A blazing hot, humid Friday afternoon in August didn’t seem like the ideal time for an open house at a medical office.
But Dr. Gajendra Singh, a surgeon and an enterprising small businessman, is fairly well accustomed to doing things the hard way.
The occasion, on its surface, was to celebrate the second anniversary of his twin practices — Forsyth Imaging and Forsyth Surgical — in the Maplewood Medical Park.
The larger issue was the chance to spread the word, again, about a radical concept Singh keeps pushing: providing quality medical care at flat, transparent prices.
He’s committed to it to the point that he’s suing the state over arcane rules that basically allow it to control the marketplace through a monopoly rather than patients/consumers and old-fashioned competition.
“The funny part is I have tried to talk to insurance companies,” he said. “Pay me $5,000 for the same thing you’re willing to pay $20,000 to the hospital.
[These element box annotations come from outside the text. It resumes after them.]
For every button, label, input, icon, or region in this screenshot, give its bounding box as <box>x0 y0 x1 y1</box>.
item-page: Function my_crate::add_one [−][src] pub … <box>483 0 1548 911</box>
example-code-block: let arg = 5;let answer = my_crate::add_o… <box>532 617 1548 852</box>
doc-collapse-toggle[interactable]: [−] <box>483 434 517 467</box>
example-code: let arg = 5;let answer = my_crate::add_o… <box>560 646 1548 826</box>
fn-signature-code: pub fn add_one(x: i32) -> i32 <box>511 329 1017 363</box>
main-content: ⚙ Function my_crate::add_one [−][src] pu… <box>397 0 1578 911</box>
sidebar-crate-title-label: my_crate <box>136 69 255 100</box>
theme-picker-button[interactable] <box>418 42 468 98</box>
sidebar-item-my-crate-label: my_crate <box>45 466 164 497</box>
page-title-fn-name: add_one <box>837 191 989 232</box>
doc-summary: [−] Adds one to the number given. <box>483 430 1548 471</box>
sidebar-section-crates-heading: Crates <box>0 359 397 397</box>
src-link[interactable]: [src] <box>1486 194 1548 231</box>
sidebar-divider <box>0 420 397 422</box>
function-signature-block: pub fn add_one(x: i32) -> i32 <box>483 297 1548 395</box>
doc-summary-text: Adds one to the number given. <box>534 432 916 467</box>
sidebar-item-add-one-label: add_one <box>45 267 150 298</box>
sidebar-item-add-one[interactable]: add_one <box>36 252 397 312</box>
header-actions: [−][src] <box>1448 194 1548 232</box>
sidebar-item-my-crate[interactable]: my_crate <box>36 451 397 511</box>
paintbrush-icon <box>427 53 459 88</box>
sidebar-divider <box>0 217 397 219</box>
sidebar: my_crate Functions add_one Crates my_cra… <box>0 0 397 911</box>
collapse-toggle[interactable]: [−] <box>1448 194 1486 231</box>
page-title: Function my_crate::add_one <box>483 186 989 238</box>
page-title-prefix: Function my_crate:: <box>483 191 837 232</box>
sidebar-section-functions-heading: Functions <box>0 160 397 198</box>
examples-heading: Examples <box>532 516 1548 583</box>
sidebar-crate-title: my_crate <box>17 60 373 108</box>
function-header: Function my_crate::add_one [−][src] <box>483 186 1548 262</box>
You save $15,000. They turn me down.
“I don’t know why.”
In the two years since he first opened his doors, Singh has made enough noise to attract the attention of a couple of national publications.
The Washington Post, through syndicated, conservative columnist George Will, featured Singh earlier this year. And Vox, a digital publication known for explanatory journalism and opinion, put together a story in July 2018.
“This surgeon wants to offer cheap MRIs. A state law is getting in his way,” reads the headline on that story.
No doubt the story is flattering, and it’ll be a long, expensive legal fight. I can’t think of one that’s not; lawyers don’t come cheap. In this case, Singh is being helped by the Institute for Justice, a libertarian public-interest law firm based in northern Virginia.
“I’m just hoping we win,” said Singh who amazingly hadn’t broken a sweat despite the 90-plus temperature.
The issue — fair economic competition — is simple. Explaining it isn’t. But we’ll try.
The state has had a certificate of need law for more than 40 years. It requires medical professionals who want to provide such things as MRIs to demonstrate annually the need in a particular area. The theory being that doing so might more fairly spread out availability and prevent overlap.
In practice, Singh says, the state winds up restricting who can purchase medical equipment and protecting hospitals by setting up monopolies that essentially eliminate competition.
“The effect of the MRI-CON requirement is to prevent (Singh) from acquiring a fixed MRI scanner to provide safe, quality, affordable MRI scans to patients who need them, solely because incumbent providers got there first,” his lawsuit reads in part. “Therefore, the MRI-CON requirement, both on its face and as applied, grants certain health-care providers a monopoly in violation ... of the North Carolina constitution.”
Since he’s not allowed to purchase an MRI machine himself, Singh rents one a day or two per week. It’s an expensive proposition. “For what I pay in a year to lease it, I could buy one outright,” he said.
For the time being, he’s waiting on the courts. Until then, Singh will stick close to his business model with general and laparoscopic surgery and providing imaging scans as CTs, ultrasounds and X-rays.
He pulls up on his iPhone video from his YouTube channel — yes, you read that correctly — that shows footage of his staff attempting to get answers about prices from hospitals and billing offices.
He charges $400-$600 for a CT, $199 for an ultrasound. Elsewhere, who knows? Ever read a medical billing statement?
“Our prices are all right there where people can see,” Singh said. “No hidden fees. No facility charges. No second charges.”
The side effect of practicing medicine (and doing business) that way is that Singh winds up seeing mostly patients with no insurance or those with large deductibles. People from neighboring states, he said, have started turning up.
Cost-conscious locals have caught on, too. Pete Jennings, a retiree, reported paying Singh $398 for a renal and scrotal scan last month following a bout with kidney stones.
“In 2018 the same thing cost $1,370 at a hospital,” he said. “Medicare paid it. But the cost difference was amazing.”
Singh says that paying $6,000 for a hernia surgery, even if it’s mostly covered by insurance, doesn’t make sense since he can do the same procedure all-in for a flat $1,700.
“For me, $4,000 is a lot of money,” he said.
Indeed. But a lot about U.S. health care and the byzantine world of insurance doesn’t make sense. Anybody who’s ever paid a deductible knows that.
“It just makes me sometimes mad and sometimes happy,” Singh said. “Mad that people have to drive far for medical care they can afford. And happy because I’m able to help people.”
What a crazy way to practice medicine.